Well...it's after midnight so technically my birthday is now one day away and I don't feel as bad as I did. I did hit my lowest point on Wednesday night....all of a sudden, I was overcome with emotions and was balling my eyes out. I secluded myself in one of the bedrooms where no one would see me and sat in the dark, letting it all go. I wasn't alone long because I was dicovered by my mother who sat and talked with me a great deal. She comforted me as she held me in her arms while I explained how I've been feeling. We talked and I eventually calmed down. I was still a lil' weepy when I finally went to bed but I finally did have a good night's sleep. Perhaps I just needed a good cry....

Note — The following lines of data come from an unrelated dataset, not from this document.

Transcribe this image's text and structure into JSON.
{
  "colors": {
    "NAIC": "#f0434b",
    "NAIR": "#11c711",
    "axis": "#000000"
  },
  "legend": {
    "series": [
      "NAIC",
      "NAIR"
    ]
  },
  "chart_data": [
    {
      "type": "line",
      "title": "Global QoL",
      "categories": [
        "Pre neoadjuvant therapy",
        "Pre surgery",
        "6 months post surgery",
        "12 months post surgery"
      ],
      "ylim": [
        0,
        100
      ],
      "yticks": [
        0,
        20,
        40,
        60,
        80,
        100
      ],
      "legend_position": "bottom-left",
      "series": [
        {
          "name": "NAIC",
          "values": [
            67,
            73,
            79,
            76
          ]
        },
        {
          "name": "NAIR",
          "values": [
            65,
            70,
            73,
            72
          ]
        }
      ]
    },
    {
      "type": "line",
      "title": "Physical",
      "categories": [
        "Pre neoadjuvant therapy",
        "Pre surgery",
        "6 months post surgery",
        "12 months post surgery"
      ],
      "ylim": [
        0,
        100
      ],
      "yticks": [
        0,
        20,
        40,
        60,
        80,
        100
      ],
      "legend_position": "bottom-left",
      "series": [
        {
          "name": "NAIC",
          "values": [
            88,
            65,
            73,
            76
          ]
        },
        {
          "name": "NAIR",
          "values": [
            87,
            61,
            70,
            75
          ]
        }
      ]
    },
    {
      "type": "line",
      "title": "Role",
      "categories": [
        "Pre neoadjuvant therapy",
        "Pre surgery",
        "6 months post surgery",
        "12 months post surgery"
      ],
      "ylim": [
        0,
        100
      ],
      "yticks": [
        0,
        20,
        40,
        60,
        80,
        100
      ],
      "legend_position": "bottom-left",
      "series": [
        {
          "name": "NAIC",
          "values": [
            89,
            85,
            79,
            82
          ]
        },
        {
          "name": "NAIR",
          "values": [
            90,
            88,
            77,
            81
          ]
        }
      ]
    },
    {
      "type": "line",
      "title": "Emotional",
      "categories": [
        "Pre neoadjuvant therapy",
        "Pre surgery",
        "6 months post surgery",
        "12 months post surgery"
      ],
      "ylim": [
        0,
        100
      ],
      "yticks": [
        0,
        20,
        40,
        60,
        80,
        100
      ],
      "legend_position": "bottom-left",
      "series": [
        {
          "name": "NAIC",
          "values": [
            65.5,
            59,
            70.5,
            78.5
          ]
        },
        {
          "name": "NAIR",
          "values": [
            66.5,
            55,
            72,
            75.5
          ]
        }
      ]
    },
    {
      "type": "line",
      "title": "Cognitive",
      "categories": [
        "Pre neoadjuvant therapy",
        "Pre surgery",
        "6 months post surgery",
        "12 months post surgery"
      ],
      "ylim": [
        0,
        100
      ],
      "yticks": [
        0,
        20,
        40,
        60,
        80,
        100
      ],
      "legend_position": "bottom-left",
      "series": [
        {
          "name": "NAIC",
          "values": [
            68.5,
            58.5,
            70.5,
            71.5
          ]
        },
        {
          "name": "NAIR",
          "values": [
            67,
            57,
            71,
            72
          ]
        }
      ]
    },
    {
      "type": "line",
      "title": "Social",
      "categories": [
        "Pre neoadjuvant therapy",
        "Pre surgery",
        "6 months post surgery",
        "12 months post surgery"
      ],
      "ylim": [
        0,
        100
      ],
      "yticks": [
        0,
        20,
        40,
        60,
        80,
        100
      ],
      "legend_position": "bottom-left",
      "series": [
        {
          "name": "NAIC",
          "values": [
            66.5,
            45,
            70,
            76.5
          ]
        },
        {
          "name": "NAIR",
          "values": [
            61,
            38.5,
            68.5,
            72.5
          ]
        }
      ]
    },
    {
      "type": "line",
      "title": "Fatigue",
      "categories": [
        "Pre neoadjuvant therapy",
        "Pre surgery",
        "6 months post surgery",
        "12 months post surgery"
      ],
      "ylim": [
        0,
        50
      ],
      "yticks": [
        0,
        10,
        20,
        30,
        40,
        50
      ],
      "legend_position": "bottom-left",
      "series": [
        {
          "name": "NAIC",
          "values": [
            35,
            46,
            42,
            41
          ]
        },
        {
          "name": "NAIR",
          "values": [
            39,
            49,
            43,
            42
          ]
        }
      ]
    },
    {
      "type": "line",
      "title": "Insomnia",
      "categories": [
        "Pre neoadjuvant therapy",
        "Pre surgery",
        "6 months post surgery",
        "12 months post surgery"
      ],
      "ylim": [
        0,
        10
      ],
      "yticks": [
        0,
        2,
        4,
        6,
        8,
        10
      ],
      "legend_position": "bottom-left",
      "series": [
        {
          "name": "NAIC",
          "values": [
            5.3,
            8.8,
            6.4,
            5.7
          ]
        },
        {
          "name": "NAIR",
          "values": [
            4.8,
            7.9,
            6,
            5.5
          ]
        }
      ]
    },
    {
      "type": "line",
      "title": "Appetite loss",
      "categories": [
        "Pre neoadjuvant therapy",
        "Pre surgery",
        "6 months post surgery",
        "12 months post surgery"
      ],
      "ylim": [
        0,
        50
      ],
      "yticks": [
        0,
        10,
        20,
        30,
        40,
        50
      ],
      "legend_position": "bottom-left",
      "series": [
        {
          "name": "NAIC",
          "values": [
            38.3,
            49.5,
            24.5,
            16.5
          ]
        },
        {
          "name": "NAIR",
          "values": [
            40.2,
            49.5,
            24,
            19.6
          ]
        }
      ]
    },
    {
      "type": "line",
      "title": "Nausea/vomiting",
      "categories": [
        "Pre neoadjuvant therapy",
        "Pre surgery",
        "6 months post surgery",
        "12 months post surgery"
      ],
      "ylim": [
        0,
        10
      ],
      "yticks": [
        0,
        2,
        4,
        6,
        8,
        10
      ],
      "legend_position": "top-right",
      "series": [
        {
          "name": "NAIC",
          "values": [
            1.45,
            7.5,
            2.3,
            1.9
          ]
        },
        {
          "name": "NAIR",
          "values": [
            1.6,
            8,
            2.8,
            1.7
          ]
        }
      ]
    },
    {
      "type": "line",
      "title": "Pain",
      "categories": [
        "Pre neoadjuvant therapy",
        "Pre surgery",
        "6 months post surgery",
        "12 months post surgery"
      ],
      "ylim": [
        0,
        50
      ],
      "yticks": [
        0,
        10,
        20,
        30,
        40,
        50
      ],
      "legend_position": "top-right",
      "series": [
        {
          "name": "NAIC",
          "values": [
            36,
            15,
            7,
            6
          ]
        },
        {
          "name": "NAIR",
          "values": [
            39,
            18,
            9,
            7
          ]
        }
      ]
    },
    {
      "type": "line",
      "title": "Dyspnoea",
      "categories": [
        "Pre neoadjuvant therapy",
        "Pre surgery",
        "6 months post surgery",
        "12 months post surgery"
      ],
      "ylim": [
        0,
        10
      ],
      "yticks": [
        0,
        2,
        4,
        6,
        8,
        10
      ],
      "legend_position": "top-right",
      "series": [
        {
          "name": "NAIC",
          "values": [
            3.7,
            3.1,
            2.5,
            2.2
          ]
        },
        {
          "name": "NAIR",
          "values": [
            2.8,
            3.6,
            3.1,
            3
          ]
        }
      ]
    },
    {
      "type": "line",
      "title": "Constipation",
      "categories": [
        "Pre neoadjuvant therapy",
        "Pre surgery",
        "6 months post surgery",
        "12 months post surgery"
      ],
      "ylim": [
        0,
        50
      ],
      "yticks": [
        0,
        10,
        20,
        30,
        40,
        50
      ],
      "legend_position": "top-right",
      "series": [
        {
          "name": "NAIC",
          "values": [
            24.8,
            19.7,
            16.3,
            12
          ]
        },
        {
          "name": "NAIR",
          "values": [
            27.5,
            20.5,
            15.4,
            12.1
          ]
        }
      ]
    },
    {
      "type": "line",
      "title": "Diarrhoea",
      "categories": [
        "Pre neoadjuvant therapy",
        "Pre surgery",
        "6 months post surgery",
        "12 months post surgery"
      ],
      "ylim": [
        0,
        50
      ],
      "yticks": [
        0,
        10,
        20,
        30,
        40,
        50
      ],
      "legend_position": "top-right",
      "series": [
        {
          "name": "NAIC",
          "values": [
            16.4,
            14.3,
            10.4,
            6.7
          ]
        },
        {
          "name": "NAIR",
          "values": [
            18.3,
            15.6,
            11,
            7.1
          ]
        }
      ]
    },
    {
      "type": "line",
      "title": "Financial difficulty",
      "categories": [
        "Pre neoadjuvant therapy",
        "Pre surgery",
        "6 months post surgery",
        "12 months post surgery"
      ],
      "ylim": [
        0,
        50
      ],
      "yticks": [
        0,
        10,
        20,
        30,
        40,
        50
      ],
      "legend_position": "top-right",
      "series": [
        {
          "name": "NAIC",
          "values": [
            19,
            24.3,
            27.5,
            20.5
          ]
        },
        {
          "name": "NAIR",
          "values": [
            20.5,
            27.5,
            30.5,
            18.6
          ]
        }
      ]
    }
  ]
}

Today in an attempt to lift my spirits, I got my hair cut and nails done. I think it worked cuz although, there's a part of me who's still sad/depressed...it's not as big as before. Many people have been there for me, sharing their advice, saying really kind words...basically trying to see that I am okay and getting me to cheer up. Whether I know you personally or online, I thank you from the bottom of my "almost 30 year old" (LoL!) heart for your support and love...in particular for Linh, RoSean, Helen, Michelle, Josie and Deedra.

1 comment:

  1. Anonymous11:40 AM

    You feel pretty, oh so pretty, you feel pretty and witty and wise. :o) Girl and I promise tomorrow 5/27/06 will be the most awesome day of celebration and inspiration you have ever experienced. Enjoy your day sweetie you deserve every positive thing that happens to you this year!